Palabras-claves: conciencia morfológica; conciencia morfosintáctica; lectura; alfabetización; metalenguaje.
Introdução
Entre as línguas alfabéticas, o grau de correspondência entre as letras e os sons pode variar (Seymour, 2005). No inglês, por exemplo, essa relação é considerada opaca, uma vez que há um número significativo de palavras irregulares, as quais não podem ser lidas apenas pela conversão grafema-fonema. Já em línguas como o português e o espanhol, esse grau de correspondência é maior e a maioria das palavras pode ser lida utilizando-se um processo de conversão entre grafema e fonema, o que torna esses idiomas mais transparentes. No entanto, mesmo em línguas transparentes como o português brasileiro, a morfologia pode ocupar um papel significativo, pois a ortografia de muitas palavras está relacionada à sua raiz (Mota, Anibal, & Lima, 2008; Silva & Martins-Reis, 2017). O conhecimento dos morfemas contribui para o entendimento de palavras novas ou irregulares, a partir de generalizações dos afixos e radicais já conhecidos (Guimarães & Mota, 2016). Por exemplo, mesmo um leitor que até então nunca havia visto ou ouvido a palavra "reexportador" poderia facilmente entender, pela análise dos morfemas, que é referente a alguém que exporta alguma coisa novamente. Assim, a consciência morfológica, habilidade de manipular e refletir sobre as estruturas morfológicas da língua (Carlisle, 1995), pode ser importante para o aprendizado da leitura e da escrita, o que tem levado pesquisadores a investigar essa relação em diferentes línguas (Mota, Anibal, & Lima, 2008; McBride-Chang, Wagner, Muse, Chow, & Shu, 2005; Kirby et al., 2012; Angelilli, Marinelli, & Burani, 2014).
Resultados de um estudo realizado por McBride-Chang et al. (2005) nos Estados Unidos, com 115 crianças pré-escolares e 105 do 2º ano, demonstraram que a consciência morfológica é uma variável independente da consciência fonológica (habilidade de refletir sobre e de manipular os sons que compõe a fala - Bryant & Bradley, 1987) e preditora do conhecimento do vocabulário, indicando uma possível relação bidirecional entre as variáveis consciência morfológica e vocabulário. Ou seja, na medida em que crianças adquirem novas palavras, elas são capazes de decompor morfologicamente as palavras de maneira mais rápida, e na medida em que possuem mais conhecimento dos morfemas, podem encontrar mais facilidade em entender novas palavras por meio da generalização desses morfemas em novos contextos. Neste estudo, variáveis como o processamento fonológico e a habilidade de leitura de palavras foram controladas.

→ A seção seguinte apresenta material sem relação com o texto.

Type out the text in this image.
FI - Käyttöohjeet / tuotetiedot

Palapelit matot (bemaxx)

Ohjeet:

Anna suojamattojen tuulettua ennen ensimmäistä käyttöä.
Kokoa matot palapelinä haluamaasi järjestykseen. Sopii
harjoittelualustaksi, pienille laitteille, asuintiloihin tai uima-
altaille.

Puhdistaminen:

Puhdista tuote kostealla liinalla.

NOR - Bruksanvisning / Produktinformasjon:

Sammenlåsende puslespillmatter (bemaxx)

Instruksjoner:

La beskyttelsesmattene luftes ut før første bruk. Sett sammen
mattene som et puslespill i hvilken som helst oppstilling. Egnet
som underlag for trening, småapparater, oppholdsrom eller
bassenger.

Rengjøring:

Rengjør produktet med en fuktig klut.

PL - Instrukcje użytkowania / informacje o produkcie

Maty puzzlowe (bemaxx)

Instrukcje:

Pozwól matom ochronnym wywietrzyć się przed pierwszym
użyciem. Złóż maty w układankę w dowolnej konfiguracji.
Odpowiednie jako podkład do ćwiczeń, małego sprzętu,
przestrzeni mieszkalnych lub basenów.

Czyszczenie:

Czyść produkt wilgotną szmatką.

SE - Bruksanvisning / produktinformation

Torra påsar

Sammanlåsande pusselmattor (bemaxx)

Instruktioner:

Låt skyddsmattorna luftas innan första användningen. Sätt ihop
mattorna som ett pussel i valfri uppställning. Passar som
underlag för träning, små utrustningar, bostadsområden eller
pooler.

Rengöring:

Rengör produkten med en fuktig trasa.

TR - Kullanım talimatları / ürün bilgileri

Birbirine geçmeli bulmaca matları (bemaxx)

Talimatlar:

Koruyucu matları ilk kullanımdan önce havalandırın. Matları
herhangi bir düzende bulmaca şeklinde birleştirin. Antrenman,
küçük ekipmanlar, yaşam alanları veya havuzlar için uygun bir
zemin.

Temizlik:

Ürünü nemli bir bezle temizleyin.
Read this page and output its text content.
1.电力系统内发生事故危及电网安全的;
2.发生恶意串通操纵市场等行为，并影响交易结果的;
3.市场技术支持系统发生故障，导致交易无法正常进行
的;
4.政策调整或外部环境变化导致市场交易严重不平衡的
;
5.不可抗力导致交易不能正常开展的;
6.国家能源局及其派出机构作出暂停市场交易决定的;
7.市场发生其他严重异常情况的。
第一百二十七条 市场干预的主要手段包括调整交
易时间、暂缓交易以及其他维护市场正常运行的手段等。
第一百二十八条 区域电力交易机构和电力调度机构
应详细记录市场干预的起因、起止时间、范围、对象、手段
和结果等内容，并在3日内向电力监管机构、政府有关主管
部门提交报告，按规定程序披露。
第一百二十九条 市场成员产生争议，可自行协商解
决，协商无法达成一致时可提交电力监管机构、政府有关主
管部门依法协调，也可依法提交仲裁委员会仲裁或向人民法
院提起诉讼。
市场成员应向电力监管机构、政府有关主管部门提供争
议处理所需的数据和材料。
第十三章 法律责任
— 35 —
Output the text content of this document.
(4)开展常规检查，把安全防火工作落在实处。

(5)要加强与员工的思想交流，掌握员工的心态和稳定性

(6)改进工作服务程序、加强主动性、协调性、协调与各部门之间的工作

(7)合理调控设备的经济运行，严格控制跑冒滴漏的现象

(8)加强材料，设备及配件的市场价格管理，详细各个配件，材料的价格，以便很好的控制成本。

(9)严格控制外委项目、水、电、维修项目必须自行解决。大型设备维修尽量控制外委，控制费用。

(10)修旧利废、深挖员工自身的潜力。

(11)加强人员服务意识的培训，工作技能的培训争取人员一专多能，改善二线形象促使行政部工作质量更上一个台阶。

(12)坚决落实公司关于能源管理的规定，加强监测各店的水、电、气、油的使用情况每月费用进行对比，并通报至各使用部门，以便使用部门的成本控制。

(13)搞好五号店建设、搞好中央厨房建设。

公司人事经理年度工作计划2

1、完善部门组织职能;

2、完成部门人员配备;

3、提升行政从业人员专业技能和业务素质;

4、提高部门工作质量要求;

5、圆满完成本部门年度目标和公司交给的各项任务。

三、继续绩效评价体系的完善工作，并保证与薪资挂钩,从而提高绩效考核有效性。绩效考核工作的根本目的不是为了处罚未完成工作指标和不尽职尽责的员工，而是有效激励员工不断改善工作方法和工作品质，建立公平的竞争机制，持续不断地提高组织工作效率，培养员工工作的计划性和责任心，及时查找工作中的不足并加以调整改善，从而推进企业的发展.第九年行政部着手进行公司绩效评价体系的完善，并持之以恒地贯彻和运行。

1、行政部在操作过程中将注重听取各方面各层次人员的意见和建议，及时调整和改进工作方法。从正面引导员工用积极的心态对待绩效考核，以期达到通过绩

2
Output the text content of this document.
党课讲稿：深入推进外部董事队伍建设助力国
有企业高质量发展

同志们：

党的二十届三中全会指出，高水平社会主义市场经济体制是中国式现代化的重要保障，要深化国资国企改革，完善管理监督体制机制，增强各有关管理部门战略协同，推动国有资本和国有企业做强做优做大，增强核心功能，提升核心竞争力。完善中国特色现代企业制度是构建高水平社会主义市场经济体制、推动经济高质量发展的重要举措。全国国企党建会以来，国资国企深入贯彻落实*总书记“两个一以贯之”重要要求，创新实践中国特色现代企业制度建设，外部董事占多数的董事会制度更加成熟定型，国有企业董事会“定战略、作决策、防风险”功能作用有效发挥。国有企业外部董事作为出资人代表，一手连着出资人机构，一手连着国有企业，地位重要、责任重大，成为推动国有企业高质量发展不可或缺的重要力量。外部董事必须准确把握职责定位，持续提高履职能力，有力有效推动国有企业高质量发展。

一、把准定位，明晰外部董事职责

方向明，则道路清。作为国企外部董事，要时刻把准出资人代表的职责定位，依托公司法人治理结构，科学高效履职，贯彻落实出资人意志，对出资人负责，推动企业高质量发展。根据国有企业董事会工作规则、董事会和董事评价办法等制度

Kirby et al. (2012) realizaram um estudo longitudinal com 103 crianças a partir do jardim de infância até o 3º ano. Kirby et al. (2012) analisaram a relação da consciência morfológica com o desenvolvimento da leitura, controlando estatisticamente as variáveis inteligência e consciência fonológica. A Tarefa de Analogia de Palavras foi usada para medir a consciência morfológica durante os anos. Além disso, foram usados testes que avaliaram a inteligência verbal e não verbal, além de tarefas que mediram a consciência fonológica no 1º ano. Os resultados indicaram que a consciência morfológica das crianças no 2º e 3º ano se correlacionou positiva e significativamente com todas as tarefas de leitura. Pela análise de regressão foi possível concluir que houve uma contribuição mais significativa da consciência morfológica para a leitura em crianças do 3º ano do que de outras faixas etárias; e nas do 2º ano esse efeito foi pequeno mas significativo, e os resultados das crianças do 1º não apresentaram relação estatisticamente significativa. A consciência morfológica das crianças no 3º ano explicou de 3% a 9% da variância dos resultados dos testes de leitura, quando as outras variáveis foram controladas.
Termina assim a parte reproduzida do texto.